The dotmesh-dynamic-provisioner
Deployment.
This actually runs the dynamic provisioner. Only one replica of it needs to run somewhere in the cluster; it just looks for Dotmesh PVCs and creates corresponding PVs, so it doesn’t need to actually run on very node.
It references the dotmesh
secret from the dotmesh
namespace, in
order to obtain the cluster’s admin API key so it can communicate with
the Dotmesh server.
The dotmesh
StorageClass.
This defines a default dotmesh
StorageClass that, when referenced
from a PersistentVolumeClaim, will cause Dotmesh to manage the
resulting volume.
In the parameters
section, there’s a single configurable
item. dotmeshNamespace
is the default namespace for dots accessed
through this StorageClass.
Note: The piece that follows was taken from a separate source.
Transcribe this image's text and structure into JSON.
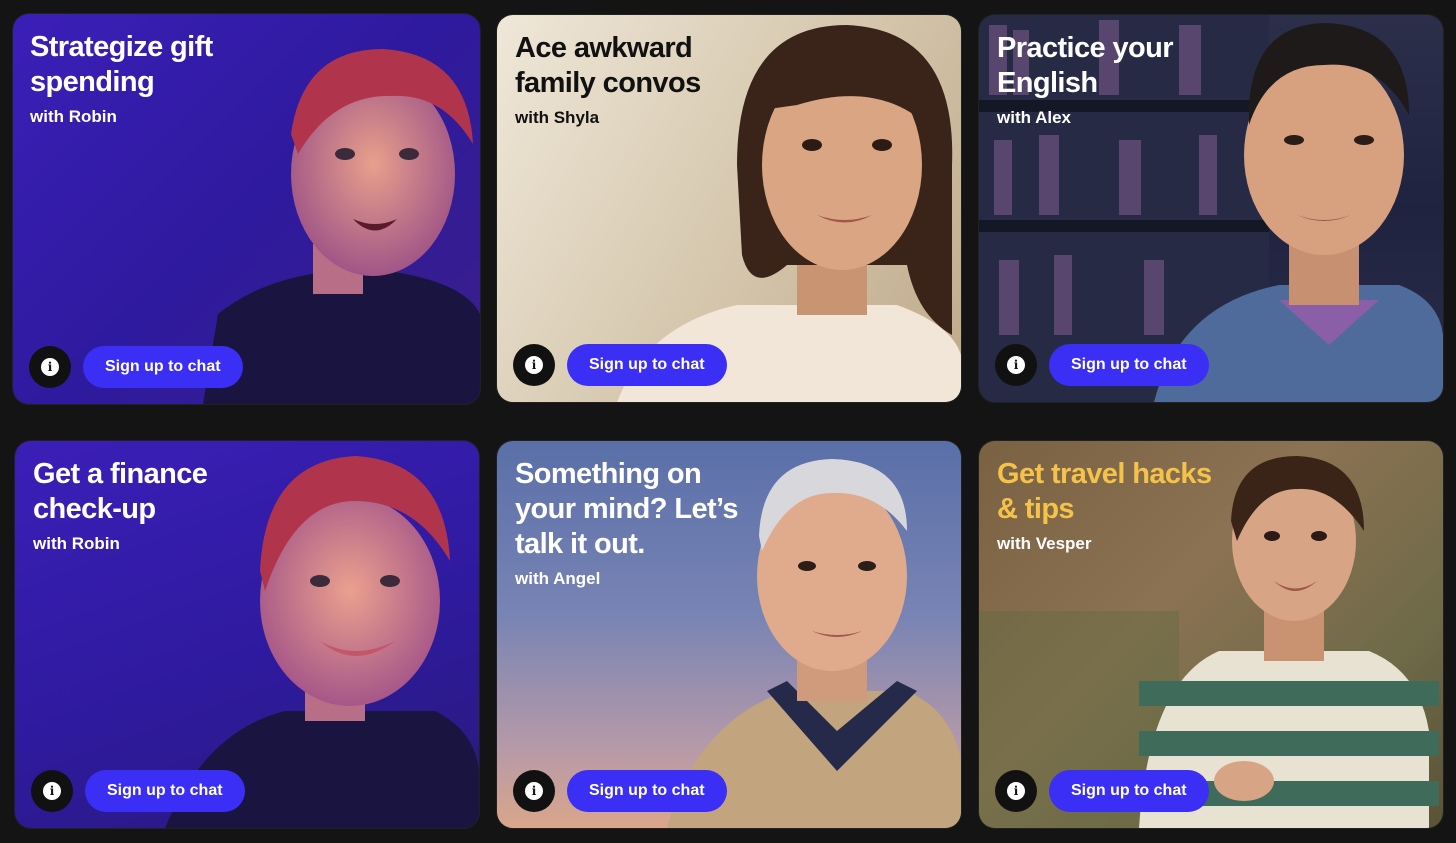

You probably don’t need to change it unless
you’re doing something interesting.
Dotmesh PersistentVolumeClaims.
A PersistentVolumeClaim using a Dotmesh StorageClass has the following structure:
kind: PersistentVolumeClaim
apiVersion: v1
metadata:
name: example-pvc
annotations:
dotmeshNamespace: admin
dotmeshName: example
dotmeshSubdot: logging_db
spec:
storageClassName: dotmesh
accessModes:
- ReadWriteOnce
resources:
requests:
storage: 1Gi
The interesting parts:
spec.storageClassName
must reference a suitably configured Dotmesh StorageClass, or Dotmesh won’t manage this volume.metadata.annotations.dotmeshNamespace
can be used to override the namespace in which the dot is kept. The default is inherited from the StorageClass, or defaults toadmin
if none is specifed there, so it needn’t be specified here unless you’re doing something strange.metadata.annotations.dotmeshName
is the name of the dot. If you don’t specify it, then the name of the PVC (in this case,example-pvc
) will be used.metadata.annotations.dotmeshSubdot
is the name of the subdot to use. If left unspecified, then the default of__default__
will be used. Use__root__
to reference the root of the dot, or any other name to use a specific subdot.